Four Castles of South Devon Audax

A new Audax event from a new organisers perspective. 

The Four Castles of South Devon Audax – Chris Noakes

Having discovered Audax riding a few years ago I decided i would like to bring an event to our local area and put on an event on behalf of the club to showcase the beauty and brutality of the terrain we live and train in. In the past I have organised time trials and hill climbs but this was all in the distant past. Attending many events throughout the South West I’ve taken note of how some of the best and most experienced organisers put events on so I had many ideas but ultimately it was important to deliver an event to remember.

Mulling over OS maps, riding lanes to see where they go and gradually putting together a route was the first stage. Then realising the elevation was ridiculous so back to the drawing board. I think the end product was the eighth edition !! Then I rode it and realised this was going to be a tough ride that would eventually be awarded an Audax 2.25 rating (1 point per 1000m of climbing in a 100km event). The plan and route was submitted to Audax UK for acceptance along with a risk assessment. As this was my first event as an organiser I had to have a mentor. Unfortunately Mr Brodie decided to  disappear on his around the UK cycle travels. With invaluable help from David Twigger and the online organisers help pack, the event got its approval.

Just before entries went live I found out that the chaos of 11+ day at Churston grammar school clashed on the same day. A quick rethink and the problem was soon solved by moving the event back a day along with a new start venue at the very accommodating Brixham cricket club. A  Facebook event page was set up and I went out to ride the 108km course multiple times to check the route accurately to provide a route card for the non GPX riders and to check for hazards and take picturesque photos to entice more entries..

Five days before the event I received a heads up about two road closures. An evening ride out to visit both sites to confirm there was enough space to pass the obstructions…. Panic over. Come event day I had seventy four entries of which nearly twenty percent were from female riders. Out before sunrise putting up a few signs, then welcoming riders at the HQ signing on. After a riders briefing followed by a minutes silence to pay respects to our late Queen, two similar sized groups were set off a couple of minutes apart.

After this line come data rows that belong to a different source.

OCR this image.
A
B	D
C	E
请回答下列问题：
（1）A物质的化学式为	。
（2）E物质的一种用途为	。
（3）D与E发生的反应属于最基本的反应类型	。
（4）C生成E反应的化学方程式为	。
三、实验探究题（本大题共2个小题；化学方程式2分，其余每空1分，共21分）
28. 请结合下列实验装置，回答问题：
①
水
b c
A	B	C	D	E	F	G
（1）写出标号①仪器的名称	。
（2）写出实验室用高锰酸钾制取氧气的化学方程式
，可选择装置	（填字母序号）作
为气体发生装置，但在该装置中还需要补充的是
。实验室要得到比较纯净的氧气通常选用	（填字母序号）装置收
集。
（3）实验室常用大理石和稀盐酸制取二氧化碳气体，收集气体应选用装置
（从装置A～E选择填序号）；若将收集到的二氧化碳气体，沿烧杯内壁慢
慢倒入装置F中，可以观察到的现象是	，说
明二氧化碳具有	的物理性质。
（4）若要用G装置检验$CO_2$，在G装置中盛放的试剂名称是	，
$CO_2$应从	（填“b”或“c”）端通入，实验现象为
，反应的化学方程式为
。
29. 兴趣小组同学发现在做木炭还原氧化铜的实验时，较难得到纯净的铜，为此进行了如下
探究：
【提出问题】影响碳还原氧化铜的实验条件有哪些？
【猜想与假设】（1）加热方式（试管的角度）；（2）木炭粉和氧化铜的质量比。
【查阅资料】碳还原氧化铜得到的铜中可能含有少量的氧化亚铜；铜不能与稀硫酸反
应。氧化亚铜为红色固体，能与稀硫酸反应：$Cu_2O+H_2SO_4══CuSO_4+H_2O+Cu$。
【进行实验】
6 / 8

The first information control was at Stoke Gabriel then onto Berry Pomeroy castle, then Compton castle and the first full control at Staverton railway platform cafe where my helper (Hilary) was on hand to stamp the brevet cards. Onwards to Totnes Castle then out to Ashprington, across to Harbertonford then up the biggest climb of the day to Crabadon cross. After Moreligh village the fast descent to Gara Bridge and then up the other side to California Cross then a few miles further on the second control was sited at the Aune Valley farm shop cafe where James was on hand with his ink stamp.

After a refuel the riders passed through East Allington before dropping down to Slapton and the stunning coast road back to Dartmouth to visit the fourth castle of the day. A ferry crossing over the River Dart and one last climb before a scenic descent back to Brixham. Back at the finish and a final brevet stamp and a welcome drink from the cricket club bar in the early autumn sunshine. For the record, James O’Neil was first rider back in a very rapid time but still well within the stipulated time limits. For the remainder of the afternoon riders returned with their own (smiley face) experience of the day. Deemed a success after lots of positive feedback the event will be back next year and hopefully be a regular fixture on the Audax calendar.

My intention is to have three or more different routes and to rotate them.  There’s so many more parts of South Devon to explore and it gives me a great excuse to get out and recce these lanes. Moving with the times i also hope to have electronic brevets available.